Boston - A Charlestown man was arrested and charged for allegedly helping gamblers at Suffolk Downs in East Boston avoid paying taxes on over $2 million in winnings.
Gary Boyar, 53, was charged with corruptly endeavoring to impede the Internal Revenue Service (IRS), filing a false income tax return, and two counts of tax evasion in an indictment returned on Sept. 13, 2012.
According to the indictment, Boyar was a “ten-percenter,” a phrase referring to the 10% fee charged by those who cash winning tickets for gamblers so that the gamblers’ identities are not reported to the IRS. The indictment alleges that, when Boyar cashed tickets and submitted forms to the IRS associated with those tickets, he used his deceased father’s social security number to obstruct the IRS. The indictment alleges that, during the tax years 2004 through 2006, Boyer cashed more than $2 million worth of winning tickets at Suffolk Downs, and submitted approximately 1,713 false IRS forms using his deceased father’s social security number.

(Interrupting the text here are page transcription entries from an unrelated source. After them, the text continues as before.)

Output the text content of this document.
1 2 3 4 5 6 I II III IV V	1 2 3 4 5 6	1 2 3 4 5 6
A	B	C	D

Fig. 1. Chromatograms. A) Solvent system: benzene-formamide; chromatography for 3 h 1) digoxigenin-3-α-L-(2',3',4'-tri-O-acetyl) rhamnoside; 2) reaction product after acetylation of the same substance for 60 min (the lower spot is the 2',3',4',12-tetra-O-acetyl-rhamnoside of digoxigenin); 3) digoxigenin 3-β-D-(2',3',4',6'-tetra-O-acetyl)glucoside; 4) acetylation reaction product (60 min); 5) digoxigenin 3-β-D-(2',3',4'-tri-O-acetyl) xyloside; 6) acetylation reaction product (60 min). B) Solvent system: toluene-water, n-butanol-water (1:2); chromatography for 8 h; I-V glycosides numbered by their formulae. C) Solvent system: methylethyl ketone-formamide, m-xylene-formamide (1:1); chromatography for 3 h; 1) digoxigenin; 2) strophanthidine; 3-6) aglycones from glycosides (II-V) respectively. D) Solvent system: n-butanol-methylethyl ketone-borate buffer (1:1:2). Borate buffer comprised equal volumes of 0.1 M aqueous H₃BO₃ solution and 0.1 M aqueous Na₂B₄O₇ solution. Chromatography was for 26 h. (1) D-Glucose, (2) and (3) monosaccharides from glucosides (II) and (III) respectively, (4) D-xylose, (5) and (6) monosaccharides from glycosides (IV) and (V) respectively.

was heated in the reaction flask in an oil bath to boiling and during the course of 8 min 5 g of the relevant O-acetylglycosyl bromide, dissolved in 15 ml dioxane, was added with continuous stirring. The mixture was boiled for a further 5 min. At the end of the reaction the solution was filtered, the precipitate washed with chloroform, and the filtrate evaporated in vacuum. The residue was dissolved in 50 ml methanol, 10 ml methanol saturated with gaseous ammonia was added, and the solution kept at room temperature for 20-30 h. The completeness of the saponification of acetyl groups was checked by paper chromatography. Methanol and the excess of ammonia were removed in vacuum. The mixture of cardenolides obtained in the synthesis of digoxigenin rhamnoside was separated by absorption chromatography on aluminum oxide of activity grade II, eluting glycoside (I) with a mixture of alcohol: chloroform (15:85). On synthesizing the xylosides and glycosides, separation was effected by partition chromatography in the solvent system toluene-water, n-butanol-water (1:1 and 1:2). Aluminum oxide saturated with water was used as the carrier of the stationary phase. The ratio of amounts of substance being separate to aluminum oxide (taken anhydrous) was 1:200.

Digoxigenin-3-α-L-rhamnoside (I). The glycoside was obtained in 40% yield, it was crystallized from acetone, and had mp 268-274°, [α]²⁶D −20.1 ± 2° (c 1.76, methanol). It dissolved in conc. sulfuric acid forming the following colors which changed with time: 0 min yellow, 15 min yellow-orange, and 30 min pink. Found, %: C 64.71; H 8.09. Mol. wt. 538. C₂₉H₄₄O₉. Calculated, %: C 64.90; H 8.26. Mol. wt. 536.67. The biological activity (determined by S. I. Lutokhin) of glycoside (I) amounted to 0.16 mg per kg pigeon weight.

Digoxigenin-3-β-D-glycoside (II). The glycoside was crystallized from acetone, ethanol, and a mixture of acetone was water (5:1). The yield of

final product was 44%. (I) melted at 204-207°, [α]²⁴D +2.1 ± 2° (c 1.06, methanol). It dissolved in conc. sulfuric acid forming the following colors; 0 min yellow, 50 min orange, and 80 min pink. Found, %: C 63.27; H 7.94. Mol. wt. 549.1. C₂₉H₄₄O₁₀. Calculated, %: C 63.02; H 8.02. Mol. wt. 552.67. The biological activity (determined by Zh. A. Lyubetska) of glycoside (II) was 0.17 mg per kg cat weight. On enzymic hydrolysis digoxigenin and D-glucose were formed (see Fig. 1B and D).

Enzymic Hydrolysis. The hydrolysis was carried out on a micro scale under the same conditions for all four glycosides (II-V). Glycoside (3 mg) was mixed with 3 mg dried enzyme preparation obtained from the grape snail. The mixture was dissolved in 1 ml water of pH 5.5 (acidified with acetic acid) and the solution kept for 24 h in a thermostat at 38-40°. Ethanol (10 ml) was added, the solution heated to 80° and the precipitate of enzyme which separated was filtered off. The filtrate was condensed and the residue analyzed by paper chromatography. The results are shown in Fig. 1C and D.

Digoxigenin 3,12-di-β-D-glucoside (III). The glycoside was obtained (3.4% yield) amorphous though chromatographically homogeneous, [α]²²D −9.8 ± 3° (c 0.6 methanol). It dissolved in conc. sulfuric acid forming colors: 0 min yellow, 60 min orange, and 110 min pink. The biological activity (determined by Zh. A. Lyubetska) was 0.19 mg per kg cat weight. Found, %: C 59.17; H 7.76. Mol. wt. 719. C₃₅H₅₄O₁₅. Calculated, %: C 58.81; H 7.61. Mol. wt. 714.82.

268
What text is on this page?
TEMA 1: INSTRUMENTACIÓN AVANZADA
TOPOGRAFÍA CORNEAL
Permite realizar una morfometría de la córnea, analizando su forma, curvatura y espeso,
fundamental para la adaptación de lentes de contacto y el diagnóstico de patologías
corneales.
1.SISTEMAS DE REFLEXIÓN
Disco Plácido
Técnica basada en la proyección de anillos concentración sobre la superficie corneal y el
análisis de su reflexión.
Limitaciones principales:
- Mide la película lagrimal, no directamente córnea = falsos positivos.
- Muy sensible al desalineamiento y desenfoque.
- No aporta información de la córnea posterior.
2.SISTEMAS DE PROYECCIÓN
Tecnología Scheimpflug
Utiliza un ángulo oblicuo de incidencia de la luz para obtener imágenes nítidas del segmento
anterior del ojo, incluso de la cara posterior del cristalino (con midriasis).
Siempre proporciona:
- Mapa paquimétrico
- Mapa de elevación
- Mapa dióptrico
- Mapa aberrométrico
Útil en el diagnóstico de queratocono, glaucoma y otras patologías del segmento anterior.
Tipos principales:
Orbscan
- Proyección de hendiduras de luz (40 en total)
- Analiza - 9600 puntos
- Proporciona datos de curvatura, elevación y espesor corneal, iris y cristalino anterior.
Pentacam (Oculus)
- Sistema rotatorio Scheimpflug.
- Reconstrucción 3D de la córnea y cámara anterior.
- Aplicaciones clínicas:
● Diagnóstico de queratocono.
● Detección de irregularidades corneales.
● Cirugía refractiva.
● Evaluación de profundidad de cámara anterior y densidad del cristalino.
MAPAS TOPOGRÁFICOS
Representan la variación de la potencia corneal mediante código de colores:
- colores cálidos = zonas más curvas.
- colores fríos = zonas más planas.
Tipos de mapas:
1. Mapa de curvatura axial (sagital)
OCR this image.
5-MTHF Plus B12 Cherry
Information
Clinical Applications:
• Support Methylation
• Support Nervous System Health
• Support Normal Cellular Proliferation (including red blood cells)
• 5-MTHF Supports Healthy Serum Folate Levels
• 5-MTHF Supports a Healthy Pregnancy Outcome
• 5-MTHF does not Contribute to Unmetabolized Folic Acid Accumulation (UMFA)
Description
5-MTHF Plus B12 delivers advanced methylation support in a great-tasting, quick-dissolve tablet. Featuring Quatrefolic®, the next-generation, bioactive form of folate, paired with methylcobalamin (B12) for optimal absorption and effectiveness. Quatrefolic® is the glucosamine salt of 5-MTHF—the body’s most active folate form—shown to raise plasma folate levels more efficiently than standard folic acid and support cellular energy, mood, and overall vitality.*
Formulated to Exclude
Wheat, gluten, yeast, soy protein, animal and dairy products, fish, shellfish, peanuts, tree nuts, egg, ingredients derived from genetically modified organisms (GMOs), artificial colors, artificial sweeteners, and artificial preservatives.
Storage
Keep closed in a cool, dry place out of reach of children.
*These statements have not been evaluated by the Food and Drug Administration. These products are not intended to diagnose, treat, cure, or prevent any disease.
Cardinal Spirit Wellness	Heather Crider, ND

The indictment further alleges that, in 2008, Boyer filed a false 2004 income tax return claiming a $591.74 refund from the IRS. Boyar did not file any income tax return for the years 2005 and 2006.
If convicted on these charges, Boyar faces up to five years in prison for each count of tax evasion to be followed by three years of supervised release; up to three years in prison to be followed by one year of supervised release for corruptly endeavoring to obstruct the IRS; and three years in prison to be followed by one year of supervised release for filing a false 2004 income tax return. Each count also comes with a fine of up to $250,000 per count.
U.S. Attorney Carmen M. Ortiz, Assistant Attorney General Kathryn Keneally of the Department of Justice Tax Division and Special Agent in Charge William P. Offord of the Internal Revenue Service’s Criminal Investigation in Boston made the announcement today. The case is being prosecuted by Trial Attorney Sean R. Delaney of the Tax Division.
The details of the indictment are allegations. The defendant is presumed to be innocent unless and until proven guilty beyond a reasonable doubt in a court of law.